Elle court, elle court la rumeur.
Que dit-elle ? Rien de précis, rien d’étayé, pas le plus infime embryon de preuve.
D’où vient-elle ? Nul ne le sait. Et celle qui rebondit dans notre ville d’une rue à une autre rue, de caboulot en brasserie, de commerce en boutique n’échappe pas à la règle de toute rumeur, elle se nourrit d’à-peu-près, un vulgaire bobard, ou piètre canard, comme on disait au XVIIIe siècle d’une fausse nouvelle.

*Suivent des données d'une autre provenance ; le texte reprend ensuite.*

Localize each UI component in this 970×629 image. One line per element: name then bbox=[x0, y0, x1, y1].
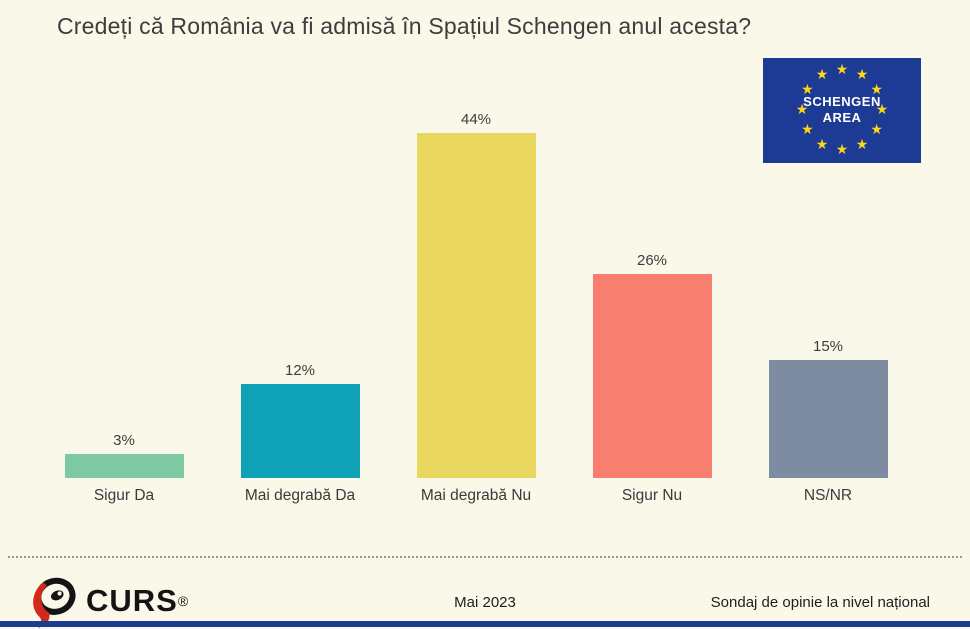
eu-star-icon: ★ bbox=[801, 81, 814, 97]
bar-value-label-ns-nr: 15% bbox=[812, 338, 844, 355]
bar-group-ns-nr: 15% bbox=[740, 338, 916, 478]
schengen-flag-label: SCHENGEN AREA bbox=[763, 94, 921, 126]
chart-title: Credeți că România va fi admisă în Spați… bbox=[57, 13, 752, 39]
bar-value-label-sigur-nu: 26% bbox=[636, 252, 668, 269]
eu-star-icon: ★ bbox=[835, 61, 849, 77]
schengen-flag-line1: SCHENGEN bbox=[803, 94, 881, 109]
eu-star-icon: ★ bbox=[870, 121, 883, 137]
bar-group-mai-degrab-da: 12% bbox=[212, 362, 388, 478]
bar-mai-degrab-nu bbox=[416, 133, 536, 478]
registered-mark: ® bbox=[177, 593, 189, 609]
schengen-flag-line2: AREA bbox=[822, 110, 862, 125]
category-label-mai-degrab-da: Mai degrabă Da bbox=[244, 487, 356, 504]
eu-star-icon: ★ bbox=[855, 66, 869, 83]
curs-logo-text: CURS bbox=[86, 583, 178, 618]
eu-star-icon: ★ bbox=[855, 135, 869, 152]
bar-ns-nr bbox=[768, 360, 888, 478]
category-label-mai-degrab-nu: Mai degrabă Nu bbox=[420, 487, 532, 504]
bar-group-sigur-nu: 26% bbox=[564, 252, 740, 478]
bottom-accent-bar bbox=[0, 621, 970, 627]
bar-sigur-da bbox=[64, 454, 184, 478]
bar-group-sigur-da: 3% bbox=[36, 432, 212, 478]
category-labels: Sigur Da Mai degrabă Da Mai degrabă Nu Sigu… bbox=[36, 487, 916, 505]
category-label-sigur-nu: Sigur Nu bbox=[621, 487, 683, 504]
category-label-ns-nr: NS/NR bbox=[803, 487, 853, 504]
category-label-sigur-da: Sigur Da bbox=[93, 487, 155, 504]
bar-value-label-sigur-da: 3% bbox=[113, 432, 135, 449]
bar-sigur-nu bbox=[592, 274, 712, 478]
survey-note: Sondaj de opinie la nivel național bbox=[710, 594, 930, 611]
footer-separator bbox=[8, 556, 962, 558]
eu-star-icon: ★ bbox=[795, 101, 809, 117]
bar-value-label-mai-degrab-nu: 44% bbox=[460, 111, 492, 128]
eu-star-icon: ★ bbox=[801, 121, 814, 137]
eu-star-icon: ★ bbox=[815, 135, 829, 152]
curs-swirl-icon bbox=[33, 577, 76, 629]
eu-star-icon: ★ bbox=[875, 101, 889, 117]
bar-value-label-mai-degrab-da: 12% bbox=[284, 362, 316, 379]
eu-star-icon: ★ bbox=[835, 141, 849, 157]
bar-group-mai-degrab-nu: 44% bbox=[388, 111, 564, 478]
eu-star-icon: ★ bbox=[815, 66, 829, 83]
survey-date: Mai 2023 bbox=[454, 594, 516, 611]
eu-star-icon: ★ bbox=[870, 81, 883, 97]
bar-mai-degrab-da bbox=[240, 384, 360, 478]
schengen-flag: SCHENGEN AREA ★ ★ ★ ★ ★ ★ ★ ★ ★ ★ ★ ★ bbox=[763, 58, 921, 163]
curs-logo: CURS ® bbox=[28, 576, 189, 629]
bar-chart: 3% 12% 44% 26% 15% bbox=[36, 95, 916, 478]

Quel est son but ? Attiser les inquiétudes dans une période difficile en jetant le fumier sur un individu, ou un groupe d’individus.
Pourtant, il peut arriver qu’une rumeur ne soit ni un ragot, ni un bobard mais la toute petite partie visible d’une vérité, à l’image de ces icebergs qui dérivent sur les océans polaires et ne sont que le sommet d’immenses montagnes de glace sous-marines. Gare à qui l’oublie ! ... »
L'air était doux, l'orage avait aidé le printemps à rogner les griffes de l'hiver. Bientôt la neige irait féconder les ruisseaux qui enfanteraient des rivières à l'humeur capricieuse puis des fleuves qui désirent la mer.